Un suspense à quatre milliards de dollars. Vendredi 21 février, le secteur américain de la recherche avait le regard tourné vers le tribunal de Boston et les doigts croisés. Dans une salle d’audience de la cour du Massachusetts, la juge fédérale Angel Kelley devait décider si des coupes budgétaires voulues par le nouveau gouvernement de Donald Trump allaient être maintenues.
Cet épisode illustre la fébrilité qui a saisi le secteur de la recherche médicale et scientifique depuis le début du second mandat du républicain, confronté à des suspensions d’essais cliniques tandis que des dizaines de milliers d’emplois sont sur la sellette… Et ce alors que la grippe aviaire frappe durement le pays et qu’une épidémie de rougeole a déjà touché plus de 100 personnes au Texas et au Nouveau-Mexique.
Avec l’appui du milliardaire Elon Musk et de ses équipes groupées sous l’étiquette du Département pour l’efficacité gouvernementale (ou DOGE), le nouvel exécutif sabre dans les subventions fédérales, au nom du dégraissage de l’administration et d’une meilleure utilisation des deniers publics, déclenchant des joutes devant les juges.
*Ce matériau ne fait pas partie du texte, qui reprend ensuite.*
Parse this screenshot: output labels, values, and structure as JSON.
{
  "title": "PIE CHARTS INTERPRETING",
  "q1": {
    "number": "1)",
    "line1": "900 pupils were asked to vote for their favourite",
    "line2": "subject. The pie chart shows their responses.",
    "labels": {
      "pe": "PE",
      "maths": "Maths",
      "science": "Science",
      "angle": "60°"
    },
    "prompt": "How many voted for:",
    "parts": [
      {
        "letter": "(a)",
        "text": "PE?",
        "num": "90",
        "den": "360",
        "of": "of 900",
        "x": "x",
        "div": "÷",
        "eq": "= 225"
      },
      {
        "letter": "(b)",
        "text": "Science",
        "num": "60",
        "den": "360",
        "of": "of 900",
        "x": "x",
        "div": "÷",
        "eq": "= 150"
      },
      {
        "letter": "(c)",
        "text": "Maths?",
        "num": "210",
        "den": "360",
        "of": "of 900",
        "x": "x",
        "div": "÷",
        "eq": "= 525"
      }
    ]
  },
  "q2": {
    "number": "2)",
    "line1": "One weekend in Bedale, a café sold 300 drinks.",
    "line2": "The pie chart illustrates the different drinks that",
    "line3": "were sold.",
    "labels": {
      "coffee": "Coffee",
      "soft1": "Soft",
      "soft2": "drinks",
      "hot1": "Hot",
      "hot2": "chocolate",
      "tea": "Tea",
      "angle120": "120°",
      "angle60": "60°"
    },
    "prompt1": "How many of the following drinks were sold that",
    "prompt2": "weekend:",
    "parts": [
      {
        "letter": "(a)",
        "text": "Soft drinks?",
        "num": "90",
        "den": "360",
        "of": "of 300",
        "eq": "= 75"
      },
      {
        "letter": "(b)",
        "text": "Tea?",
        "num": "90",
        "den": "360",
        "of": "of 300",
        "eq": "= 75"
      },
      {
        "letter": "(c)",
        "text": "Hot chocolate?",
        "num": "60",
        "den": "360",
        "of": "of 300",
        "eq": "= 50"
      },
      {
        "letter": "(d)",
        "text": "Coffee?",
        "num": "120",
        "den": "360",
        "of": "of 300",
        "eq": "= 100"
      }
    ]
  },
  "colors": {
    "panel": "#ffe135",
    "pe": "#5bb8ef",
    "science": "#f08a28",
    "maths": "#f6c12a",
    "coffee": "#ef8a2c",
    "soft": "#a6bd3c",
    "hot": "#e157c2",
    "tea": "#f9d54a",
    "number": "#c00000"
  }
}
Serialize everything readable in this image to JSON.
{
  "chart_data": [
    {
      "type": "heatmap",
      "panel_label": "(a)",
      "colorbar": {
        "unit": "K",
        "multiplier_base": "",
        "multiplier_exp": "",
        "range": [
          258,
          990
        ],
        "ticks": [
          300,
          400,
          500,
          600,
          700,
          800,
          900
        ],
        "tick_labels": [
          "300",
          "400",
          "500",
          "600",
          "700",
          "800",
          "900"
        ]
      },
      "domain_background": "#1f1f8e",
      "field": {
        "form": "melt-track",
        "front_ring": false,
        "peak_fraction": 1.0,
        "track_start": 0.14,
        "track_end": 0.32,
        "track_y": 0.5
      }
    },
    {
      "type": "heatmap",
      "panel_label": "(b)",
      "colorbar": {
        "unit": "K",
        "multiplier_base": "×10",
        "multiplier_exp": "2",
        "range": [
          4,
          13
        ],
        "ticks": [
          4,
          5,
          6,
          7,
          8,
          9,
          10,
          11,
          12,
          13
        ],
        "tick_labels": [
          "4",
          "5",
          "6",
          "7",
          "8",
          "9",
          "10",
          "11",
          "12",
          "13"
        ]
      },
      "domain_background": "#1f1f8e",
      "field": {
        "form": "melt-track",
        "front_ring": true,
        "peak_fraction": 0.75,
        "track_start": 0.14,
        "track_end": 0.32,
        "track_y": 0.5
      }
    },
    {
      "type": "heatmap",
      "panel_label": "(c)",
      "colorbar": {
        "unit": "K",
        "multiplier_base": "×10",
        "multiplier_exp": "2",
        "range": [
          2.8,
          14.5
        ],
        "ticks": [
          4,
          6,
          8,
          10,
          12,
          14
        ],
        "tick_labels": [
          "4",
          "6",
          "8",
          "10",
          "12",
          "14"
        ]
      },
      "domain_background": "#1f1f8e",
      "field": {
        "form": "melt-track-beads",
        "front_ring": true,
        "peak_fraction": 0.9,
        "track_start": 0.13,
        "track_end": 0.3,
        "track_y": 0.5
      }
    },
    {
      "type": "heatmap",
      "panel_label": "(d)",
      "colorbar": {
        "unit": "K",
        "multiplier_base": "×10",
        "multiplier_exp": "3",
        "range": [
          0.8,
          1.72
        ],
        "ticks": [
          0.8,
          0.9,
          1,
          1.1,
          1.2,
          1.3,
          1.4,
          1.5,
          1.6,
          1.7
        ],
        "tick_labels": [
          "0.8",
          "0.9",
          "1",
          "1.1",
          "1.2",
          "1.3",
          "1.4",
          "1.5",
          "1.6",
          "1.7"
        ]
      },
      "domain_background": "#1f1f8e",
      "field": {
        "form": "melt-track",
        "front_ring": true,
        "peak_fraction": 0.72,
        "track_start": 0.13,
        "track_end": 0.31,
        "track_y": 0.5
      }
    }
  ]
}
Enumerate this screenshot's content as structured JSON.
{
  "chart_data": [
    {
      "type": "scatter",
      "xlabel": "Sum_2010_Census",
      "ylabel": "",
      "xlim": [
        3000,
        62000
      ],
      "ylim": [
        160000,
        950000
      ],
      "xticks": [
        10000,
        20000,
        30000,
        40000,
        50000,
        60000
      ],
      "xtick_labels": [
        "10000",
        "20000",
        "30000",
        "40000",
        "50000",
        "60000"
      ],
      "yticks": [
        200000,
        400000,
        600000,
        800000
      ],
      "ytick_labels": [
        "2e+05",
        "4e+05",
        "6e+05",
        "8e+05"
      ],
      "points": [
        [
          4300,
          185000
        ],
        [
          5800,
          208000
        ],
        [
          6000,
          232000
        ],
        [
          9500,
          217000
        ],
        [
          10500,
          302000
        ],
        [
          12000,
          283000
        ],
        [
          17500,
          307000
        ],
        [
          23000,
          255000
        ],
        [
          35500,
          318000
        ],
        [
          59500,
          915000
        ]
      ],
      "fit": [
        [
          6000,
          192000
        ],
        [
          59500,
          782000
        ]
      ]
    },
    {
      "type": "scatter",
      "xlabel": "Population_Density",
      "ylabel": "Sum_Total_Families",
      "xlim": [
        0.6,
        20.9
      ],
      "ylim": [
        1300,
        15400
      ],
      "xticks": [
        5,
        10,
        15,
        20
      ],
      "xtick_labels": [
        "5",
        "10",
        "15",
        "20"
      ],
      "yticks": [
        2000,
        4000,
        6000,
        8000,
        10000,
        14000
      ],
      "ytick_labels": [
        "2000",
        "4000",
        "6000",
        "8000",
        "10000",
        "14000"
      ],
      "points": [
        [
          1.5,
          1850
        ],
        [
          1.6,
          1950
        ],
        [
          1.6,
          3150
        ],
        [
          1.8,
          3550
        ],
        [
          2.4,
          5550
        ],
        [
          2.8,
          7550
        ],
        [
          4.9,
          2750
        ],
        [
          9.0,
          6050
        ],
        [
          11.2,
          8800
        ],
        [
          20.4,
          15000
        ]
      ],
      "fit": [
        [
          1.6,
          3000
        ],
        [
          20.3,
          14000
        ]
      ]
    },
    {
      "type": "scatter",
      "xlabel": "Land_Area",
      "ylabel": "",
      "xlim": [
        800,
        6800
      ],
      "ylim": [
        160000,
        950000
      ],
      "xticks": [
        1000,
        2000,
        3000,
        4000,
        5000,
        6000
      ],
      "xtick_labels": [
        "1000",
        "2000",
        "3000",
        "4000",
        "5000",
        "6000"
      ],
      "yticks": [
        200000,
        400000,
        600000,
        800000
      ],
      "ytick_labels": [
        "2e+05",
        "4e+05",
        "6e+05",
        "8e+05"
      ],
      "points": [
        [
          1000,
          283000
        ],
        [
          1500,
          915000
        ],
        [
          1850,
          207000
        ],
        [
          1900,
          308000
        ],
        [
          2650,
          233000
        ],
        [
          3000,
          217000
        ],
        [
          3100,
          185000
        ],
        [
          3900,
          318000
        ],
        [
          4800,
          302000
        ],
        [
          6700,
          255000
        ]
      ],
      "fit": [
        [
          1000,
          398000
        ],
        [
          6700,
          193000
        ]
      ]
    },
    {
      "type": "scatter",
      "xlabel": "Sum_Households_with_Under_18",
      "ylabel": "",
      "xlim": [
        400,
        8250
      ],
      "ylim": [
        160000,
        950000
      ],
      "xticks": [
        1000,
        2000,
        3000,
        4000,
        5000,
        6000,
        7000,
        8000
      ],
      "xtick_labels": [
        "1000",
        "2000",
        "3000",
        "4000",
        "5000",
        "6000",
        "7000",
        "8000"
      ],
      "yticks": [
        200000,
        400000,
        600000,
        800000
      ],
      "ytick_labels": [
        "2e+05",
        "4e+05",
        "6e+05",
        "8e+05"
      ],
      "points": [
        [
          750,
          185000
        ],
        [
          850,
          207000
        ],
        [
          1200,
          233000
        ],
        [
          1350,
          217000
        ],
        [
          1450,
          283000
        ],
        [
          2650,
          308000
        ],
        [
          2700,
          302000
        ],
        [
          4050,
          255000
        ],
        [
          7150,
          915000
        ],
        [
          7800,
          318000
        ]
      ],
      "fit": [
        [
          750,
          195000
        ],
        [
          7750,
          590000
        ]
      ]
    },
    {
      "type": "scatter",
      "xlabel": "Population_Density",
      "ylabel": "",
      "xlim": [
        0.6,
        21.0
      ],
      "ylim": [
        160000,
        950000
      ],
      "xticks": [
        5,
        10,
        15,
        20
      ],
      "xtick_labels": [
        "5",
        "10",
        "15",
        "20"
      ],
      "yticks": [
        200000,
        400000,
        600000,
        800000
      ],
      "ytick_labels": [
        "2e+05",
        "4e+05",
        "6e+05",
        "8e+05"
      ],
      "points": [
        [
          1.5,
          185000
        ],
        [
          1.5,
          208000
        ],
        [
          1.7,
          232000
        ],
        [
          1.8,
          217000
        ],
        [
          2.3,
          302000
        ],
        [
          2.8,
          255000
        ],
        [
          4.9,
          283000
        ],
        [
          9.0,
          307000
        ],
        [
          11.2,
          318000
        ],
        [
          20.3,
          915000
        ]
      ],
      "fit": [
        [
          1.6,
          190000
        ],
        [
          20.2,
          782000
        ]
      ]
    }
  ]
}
Le 21 février, après deux heures d’audience, la juge Kelley a prolongé la suspension qu’elle avait prononcée le 10 février, sans trancher sur le fond. La magistrate avait été saisie à la suite d’une plainte émanant d’une vaste coalition de facultés de médecine, d’hôpitaux et d’autres organismes de santé, d’un groupe de 22 procureurs généraux ainsi que d’associations universitaires et d’écoles.
Besoin de stabilité
Cette coalition conteste un avis émis le 7 février par les National Institutes of Health (NIH, principaux organismes de recherche médicale américains) visant à plafonner à 15 % leur contribution financière pour aider à couvrir les coûts indirects de la recherche biomédicale (frais administratifs, entretien des laboratoires, etc.). Sont notamment concernés les universités, les centres de cancérologie et les hôpitaux du pays. « J’étais dans un bar avec d’autres chercheurs et quand nous avons appris ce qu’envisageaient les NIH, cela a créé un vent de panique, retrace le Pr Theodore Price, professeur en neurosciences à l’université du Texas, à Dallas. La science est un secteur difficile qui a vraiment besoin de stabilité. » Si ces coupes étaient confirmées, le chercheur texan estime que ses équipes et lui seraient contraints d’arrêter d’utiliser des bases de données et d’imagerie utilisées au quotidien.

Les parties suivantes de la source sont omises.